D’un point de vue méthodologique, Selting (1995) procède de la façon suivante : elle observe d’abord les éléments distinctifs selon leur niveau de description pour les intégrer dans un deuxième temps dans une description générale. Pour clarifier cette méthode, nous présenterons deux études qui l’appliquent.

Premièrement, la description faite par Studer (1998) du style communicatif d’un groupe de jeunes apprentis est intéressante en ce qui concerne les difficultés méthodologiques. Son travail commence par des analyses détaillées des aspects linguistiques isolés tels que la longueur des consonnes et des voyelles, des pratiques morphologiques, syntaxiques et lexicales sans qu’il puisse y trouver de particularités surprenantes par rapport à l’emploi commun (1998 : 200). Dans un deuxième temps, Studer montre par une analyse pragmatique comment certains traits caractéristiques se traduisent dans les interactions des jeunes et s’expriment par le langage. Il appelle ces traits des tendances de style (Stiltendenzen, Studer, 1998 : 202). Parmi les tendances de style caractéristiques des apprentis, il cite le manque d’assurance (Unsicherheit), le fait de surenchérir positivement ou négativement (positive und negative Verstärkung), la dynamisation (Dynamisierung) et la distanciation (Distanzierung).28 Studer les caractérise de façon générale et leur attribue des marques linguistiques, par exemple (1998 : 202) :

Tendance de style Caractérisation Marques linguistiques
Le manque d’assurance Le fait de relativiser ses propres paroles, d’être indirect, indéfini Des particules exprimant l’incertitude, des mots de commentaire, des fragments de mots, des anacoluthes, des répétitions, des séquences

Traduction :

Stiltendenzen Charakterisierung Sprachliche Merkmale
Unsicherheit Selbstrelativierung, Indirektheit, Unbestimmtheit Unsicherheitspartikel, Kommentarwörter, Wortfragmente, Anakoluthe, Wiederholungen, Reihungen

Sur l’ensemble de cette étude, l’auteur ne parvient malheureusement pas à combiner ses descriptions linguistiques strictu senso de la première partie avec l’analyse pragmatique menée dans la deuxième partie. Tandis que son analyse pragmatique lui permet de très bien discerner les particularités qui caractérisent le style des interlocuteurs, les résultats de la description linguistique demeurent isolés du reste. Bien que cela s’explique en partie par le double objectif (implicite) de son travail qui cherche à décrire à la fois des particularités linguistiques des jeunes et le style communicatif d’un groupe précis, le procédé de l’auteur montre le défi que représente l’approche méthodologique pour l’analyse des styles communicatifs : les diverses structures linguistiques et communicatives pertinentes discernées doivent toutes être relatives à un même style. Autrement dit, tout style est le conglomérat des pratiques langagières observées.
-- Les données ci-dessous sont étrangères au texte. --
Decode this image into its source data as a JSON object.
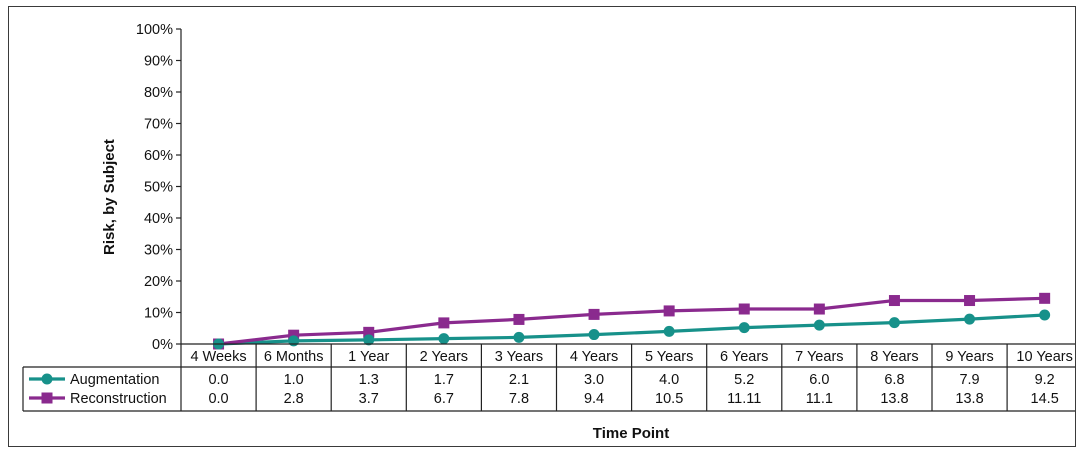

Kallmeyer et Keim (2003) se concentrent sur la construction du style social 29 d’un groupe de jeunes filles d’origine turque vivant en Allemagne. Grâce à leur analyse sociolinguistique basée sur des études ethnographiques, ils jugent les paramètres suivants essentiels pour la construction de leur style :

Leur analyse tient compte des trois niveaux de recherche : d’un niveau linguistique, plus précisément sémantique, des différents types de formulation et des règles d’organisation de la conversation. Ce qui frappe, c’est le lien étroit entre les moyens linguistiques et le contexte social. Chaque indice perçu contribue à définir le (style du) groupe. Leur analyse montre que le trait pertinent du style de ce groupe réside dans la « high variability, the forms of combining different variation patterns, and the density of their use » (Kallmeyer & Keim, 2003 : 42). C’est donc moins des indices langagiers précis et particuliers qui caractérisent le groupe que la pratique consistant à mélanger et à varier les langues. De cette manière, les filles expriment, selon les auteurs de l’étude, leur situation sociale complexe entre deux langues et deux cultures et le fait qu’elles ne s’identifient ni à l’une ni à l’autre.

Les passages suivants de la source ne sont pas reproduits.